Cirurgião ortopédico do Hospital São José- Santa Casa de Porto Alegre. Expertise em neurocirurgia e técnicas cirúrgicas avançadas para tratamento de escoliose

 

Definição de dor: Experiência pessoal, incômoda, ruim, associada ou não a um dano tecidual atual ou antigo, influenciada por vários graus de fatores biológicos, psicológicos e sociais.

Dor e nocicepção são fenômenos diversos: Nocicepçãoo é um estímulo neuronal, dor é a experiência sensorial e emocional.

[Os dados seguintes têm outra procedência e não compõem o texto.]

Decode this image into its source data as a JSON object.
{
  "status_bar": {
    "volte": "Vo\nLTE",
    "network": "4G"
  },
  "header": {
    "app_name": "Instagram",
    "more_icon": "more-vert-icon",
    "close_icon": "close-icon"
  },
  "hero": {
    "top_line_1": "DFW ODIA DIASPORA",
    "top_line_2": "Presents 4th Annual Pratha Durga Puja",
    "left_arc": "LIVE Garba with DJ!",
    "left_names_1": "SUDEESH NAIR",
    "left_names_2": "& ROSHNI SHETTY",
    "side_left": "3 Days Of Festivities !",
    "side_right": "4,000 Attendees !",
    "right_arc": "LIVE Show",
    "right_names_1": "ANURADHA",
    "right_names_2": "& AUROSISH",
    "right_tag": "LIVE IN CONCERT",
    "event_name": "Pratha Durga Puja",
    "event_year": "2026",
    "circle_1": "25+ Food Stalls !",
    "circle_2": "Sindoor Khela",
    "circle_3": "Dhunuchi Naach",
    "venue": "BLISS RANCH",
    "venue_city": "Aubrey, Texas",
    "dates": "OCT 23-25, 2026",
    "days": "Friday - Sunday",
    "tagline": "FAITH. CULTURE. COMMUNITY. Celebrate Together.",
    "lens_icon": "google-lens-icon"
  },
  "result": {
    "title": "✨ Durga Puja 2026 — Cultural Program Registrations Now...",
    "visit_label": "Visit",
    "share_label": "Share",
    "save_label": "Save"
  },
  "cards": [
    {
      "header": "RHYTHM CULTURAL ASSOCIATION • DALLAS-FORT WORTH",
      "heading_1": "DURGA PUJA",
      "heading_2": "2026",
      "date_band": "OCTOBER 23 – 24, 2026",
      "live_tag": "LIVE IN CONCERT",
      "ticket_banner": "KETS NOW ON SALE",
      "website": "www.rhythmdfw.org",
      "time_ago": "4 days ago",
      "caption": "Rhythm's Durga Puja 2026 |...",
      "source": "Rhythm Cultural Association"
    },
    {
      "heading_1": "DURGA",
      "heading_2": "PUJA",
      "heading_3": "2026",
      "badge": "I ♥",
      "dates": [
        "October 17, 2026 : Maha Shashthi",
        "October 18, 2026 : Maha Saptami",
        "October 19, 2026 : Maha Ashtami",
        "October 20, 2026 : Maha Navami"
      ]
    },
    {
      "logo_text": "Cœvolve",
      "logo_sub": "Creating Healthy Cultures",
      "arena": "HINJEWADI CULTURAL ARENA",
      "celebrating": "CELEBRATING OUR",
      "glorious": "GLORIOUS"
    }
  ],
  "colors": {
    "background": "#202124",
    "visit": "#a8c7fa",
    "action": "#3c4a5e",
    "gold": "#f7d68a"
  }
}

Dor é um conceito que se aprende ao longo da vida, aprendizado influenciado pela família, pelo meio social e pelo psiquismo do indivíduo.

A presença de dor sempre deve ser respeitada.

Até recentemente a escoliose idiopática do adolescente era considerada uma condição não dolorosa. Mas, na realidade podem-se encontrar pacientes com curvas graves sem dor e outros com pequenas curvas dolorosas. Portanto, será que há associação entre dor nas costas e escoliose?

Do ponto de vista epidemiológico, boa proporção de adolescentes em geral declara ter tido dor nos últimos seis meses a um ano. Assim, se impõe a questão: qual a influência da escoliose no aparecimento de dor no adolescente?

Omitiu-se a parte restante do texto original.